I'm pleased to announce the availability of version 0.5 of text, a library that provides fast Unicode text handling for Haskell.
This version contains numerous changes compared to version 0.4, in three broad categories:
I made improvements to the performance of some common functions by, in many cases, more than 10x.
I have substantially refined the API.
Many bugs fixed, almost all of them subtle, thanks to the ever-astounding QuickCheck library.
API changes
While the API of the text package still somewhat resembles the venerable Data.List API (which is now almost two decades old), I have modified it to be both narrower and more useful for text processing tasks.
All of the integer-index-based search functions are now gone, since using integer offsets into Unicode strings is a bad idea (especially when the underlying representation uses a variable-length encoding).
Instead, the search functions break up the original string. Consider the new find function, for instance:
find :: Text -> Text -> (Text, [(Text, Text)])
This function returns all non-overlapping instances of needle in haystack. The first element of the returned pair is the prefix of haystack prior to any matches of needle. The second is a list of pairs.
The first element of each pair in the list is a span from the beginning of a match to the beginning of the next match, while the second is a span from the beginning of the match to the end of the input.
find "::" ""
==> ("", [])
find "/" "a/b/c/d"
==> ("a", [("/b","/b/c/d"), ("/c","/c/d"), ("/d","/d")])
Notice that no matter how much of the result list you consume, you can always reconstruct the entire original haystack from the elements you've already seen.

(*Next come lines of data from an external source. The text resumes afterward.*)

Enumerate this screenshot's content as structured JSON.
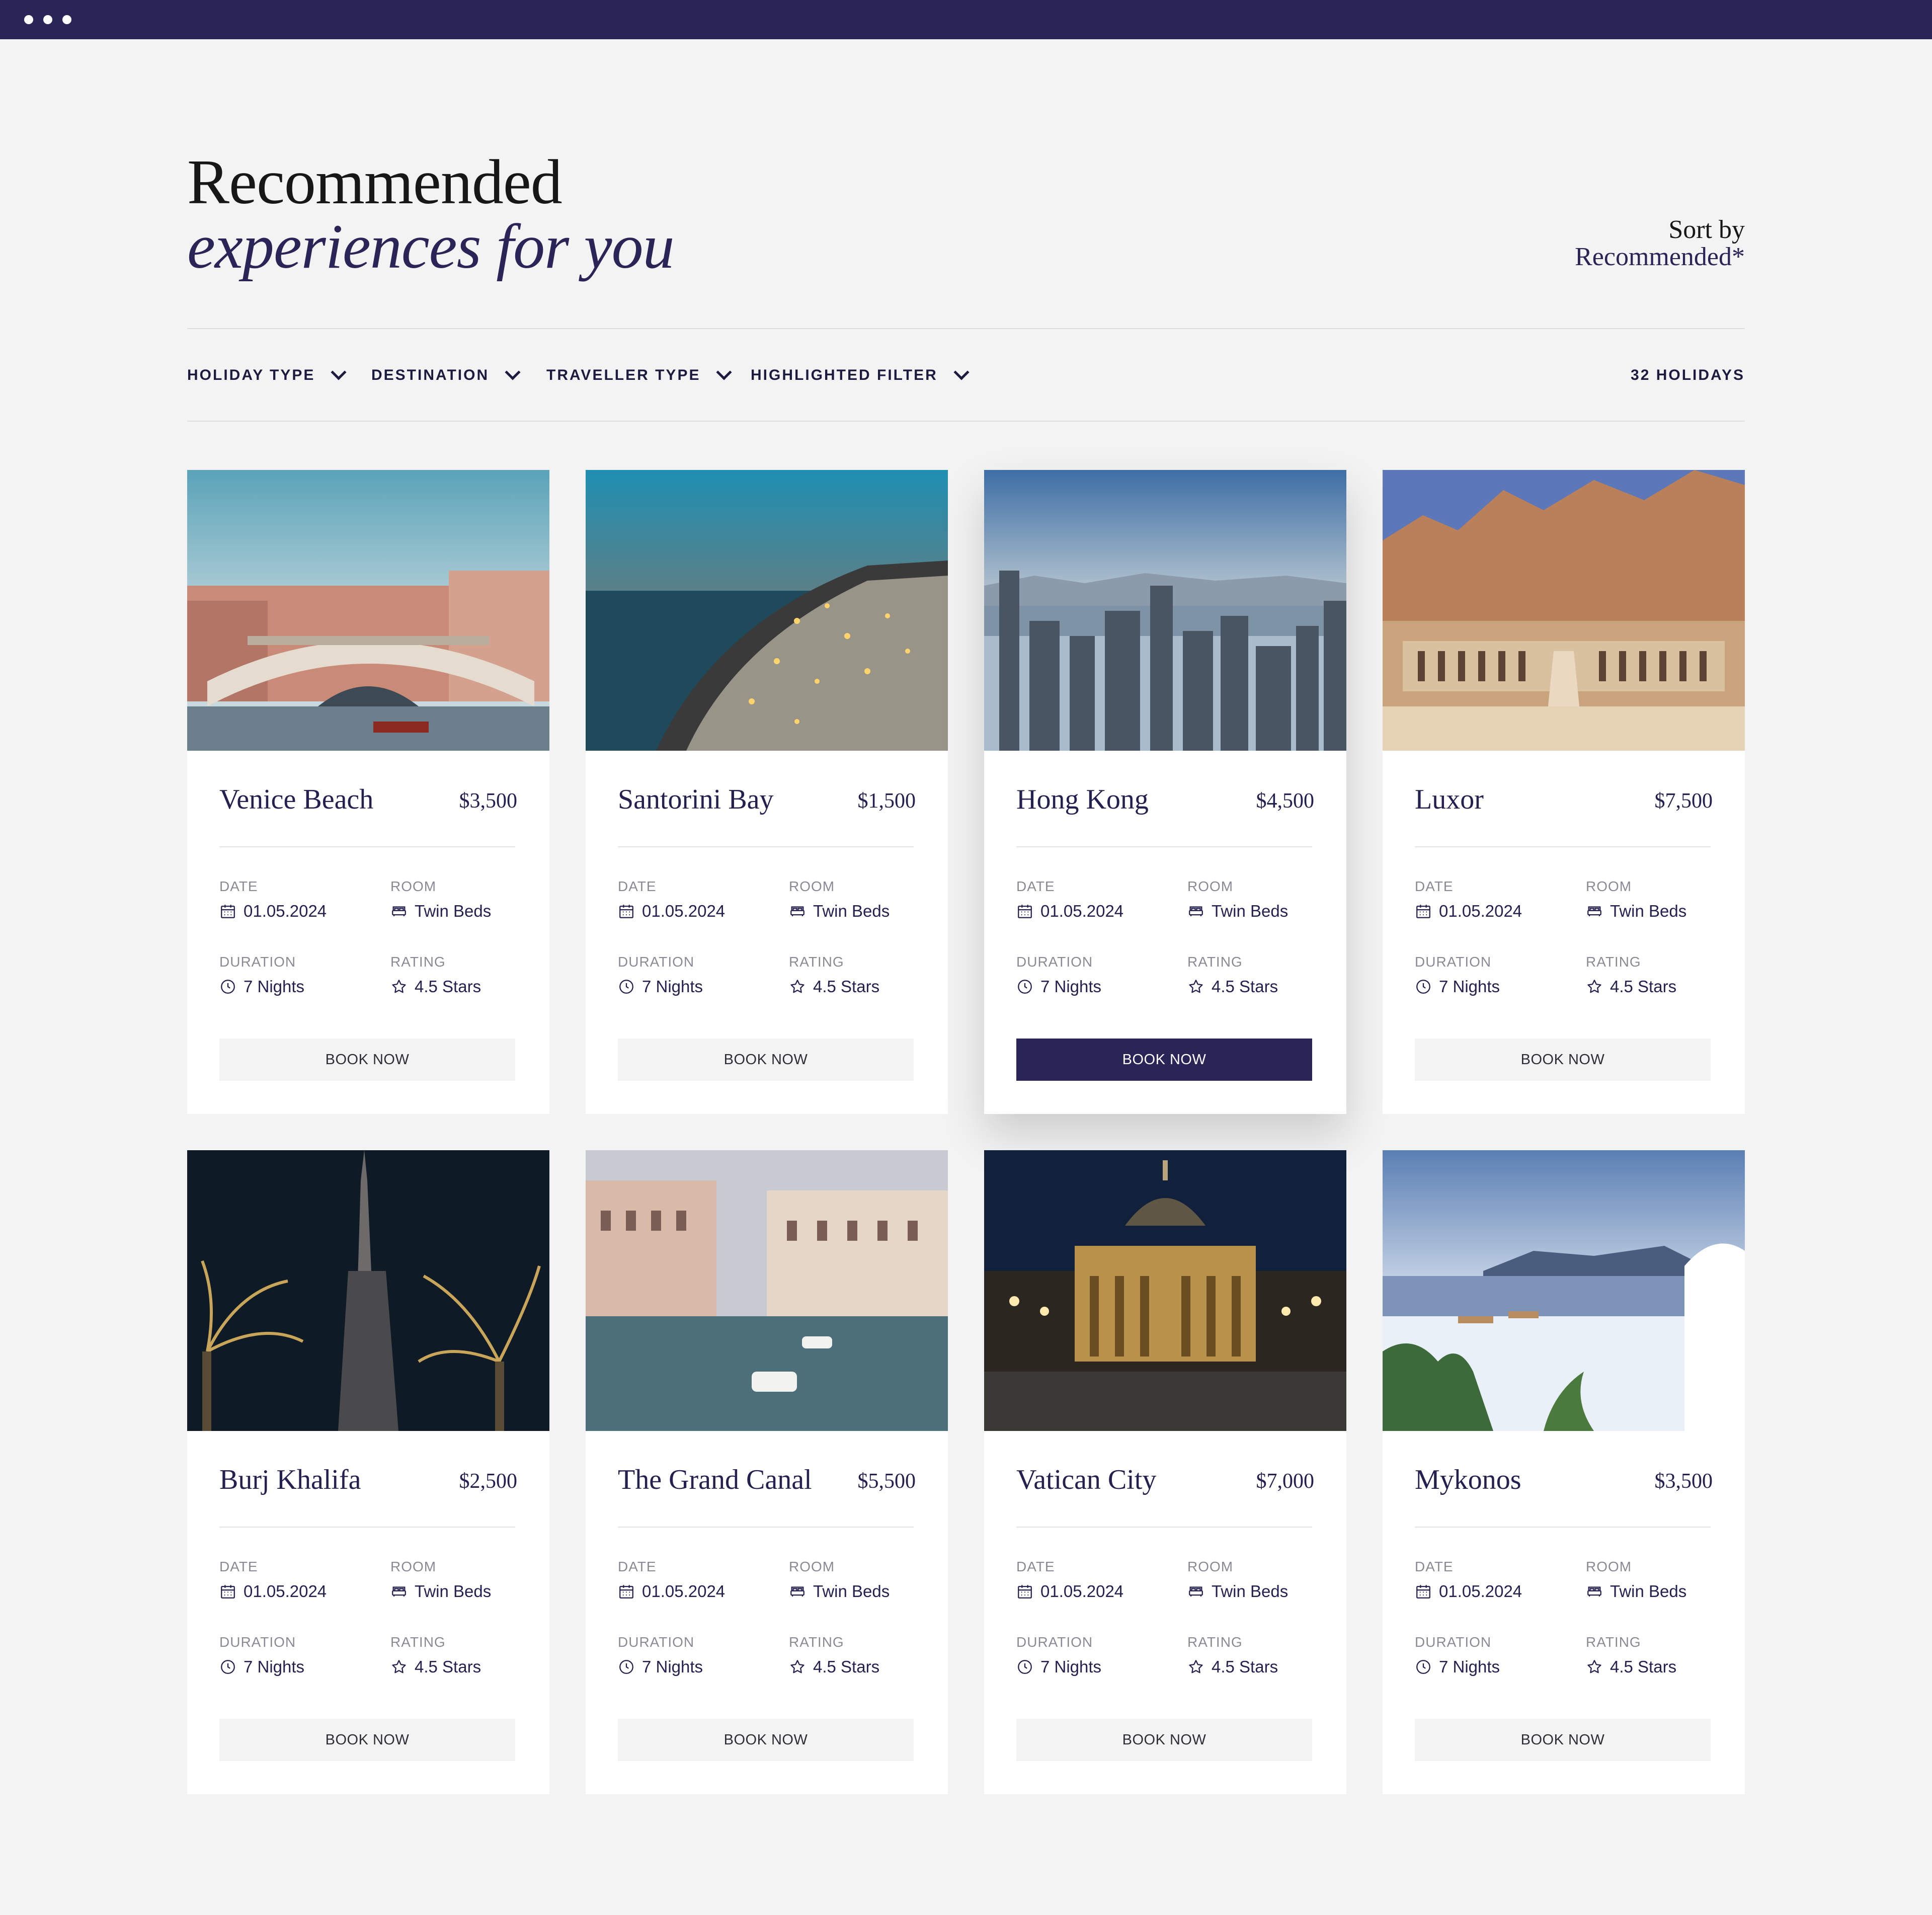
{
  "heading": {
    "line1": "Recommended",
    "line2": "experiences for you"
  },
  "sort": {
    "label": "Sort by",
    "value": "Recommended*"
  },
  "filters": [
    {
      "label": "HOLIDAY TYPE"
    },
    {
      "label": "DESTINATION"
    },
    {
      "label": "TRAVELLER TYPE"
    },
    {
      "label": "HIGHLIGHTED FILTER"
    }
  ],
  "result_count": "32 HOLIDAYS",
  "labels": {
    "date": "DATE",
    "room": "ROOM",
    "duration": "DURATION",
    "rating": "RATING",
    "book": "BOOK NOW"
  },
  "colors": {
    "brand": "#2b2456",
    "background": "#f3f3f4",
    "button_light": "#f4f3f4"
  },
  "icons": {
    "date": "calendar-icon",
    "room": "bed-icon",
    "duration": "clock-icon",
    "rating": "star-icon",
    "filter": "chevron-down-icon"
  },
  "cards": [
    {
      "title": "Venice Beach",
      "price": "$3,500",
      "date": "01.05.2024",
      "room": "Twin Beds",
      "duration": "7 Nights",
      "rating": "4.5 Stars",
      "highlighted": false
    },
    {
      "title": "Santorini Bay",
      "price": "$1,500",
      "date": "01.05.2024",
      "room": "Twin Beds",
      "duration": "7 Nights",
      "rating": "4.5 Stars",
      "highlighted": false
    },
    {
      "title": "Hong Kong",
      "price": "$4,500",
      "date": "01.05.2024",
      "room": "Twin Beds",
      "duration": "7 Nights",
      "rating": "4.5 Stars",
      "highlighted": true
    },
    {
      "title": "Luxor",
      "price": "$7,500",
      "date": "01.05.2024",
      "room": "Twin Beds",
      "duration": "7 Nights",
      "rating": "4.5 Stars",
      "highlighted": false
    },
    {
      "title": "Burj Khalifa",
      "price": "$2,500",
      "date": "01.05.2024",
      "room": "Twin Beds",
      "duration": "7 Nights",
      "rating": "4.5 Stars",
      "highlighted": false
    },
    {
      "title": "The Grand Canal",
      "price": "$5,500",
      "date": "01.05.2024",
      "room": "Twin Beds",
      "duration": "7 Nights",
      "rating": "4.5 Stars",
      "highlighted": false
    },
    {
      "title": "Vatican City",
      "price": "$7,000",
      "date": "01.05.2024",
      "room": "Twin Beds",
      "duration": "7 Nights",
      "rating": "4.5 Stars",
      "highlighted": false
    },
    {
      "title": "Mykonos",
      "price": "$3,500",
      "date": "01.05.2024",
      "room": "Twin Beds",
      "duration": "7 Nights",
      "rating": "4.5 Stars",
      "highlighted": false
    }
  ]
}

More often, you won't want something nearly this general. Instead, you may want a function that simply splits a string on a separator:
split :: Text -> Text -> [Text]
Here are a few examples of how the split function works:
split "\r\n" "a\r\nb\r\nd\r\ne"
==> ["a","b","d","e"]
split "aaa" "aaaXaaaXaaaXaaa"
==> ["","X","X","X",""]
split "x" "x"
==> ["",""]
Some of the functions supplied by the list API are not very useful in the context of a text-oriented API. Consider break:
break :: (a -> Bool) -> [a] -> ([a],[a])
I use this name in the text package, but give the function a simpler and more useful type signature (its behaviour is otherwise the same):
break :: Text -> Text -> (Text, Text)
If, for some reason, you still want the predicate-based functions, they're usually available, but (in most cases) with a "By" suffix added, to provide uniform naming:
breakBy :: (Char -> Bool) -> Text -> (Text, Text)
Testing and bug fixes
Even though the text package already had a very high degree of test coverage, I still found perhaps a dozen bugs while working on this release. The bugs in question were almost without exception quite subtle, and it would have been tremendously difficult to reproduce them, or to fix them with confidence, without the assistance of the QuickCheck library.
By the way, even though I've been using it for years, I still find myself feeling very strongly that the QuickCheck library is simply amazing. If unit testing is like riding a tricycle with wobbly wheels, working with QuickCheck more closely resembles flying a sleek starship. Wow.
At the moment, the profile of code covered by QuickCheck tests looks like this:
(In case you're wondering, these are higher levels of test coverage than those achieved by the widely used bytestring package, so you should have high confidence that the code in the text package is pretty solid.)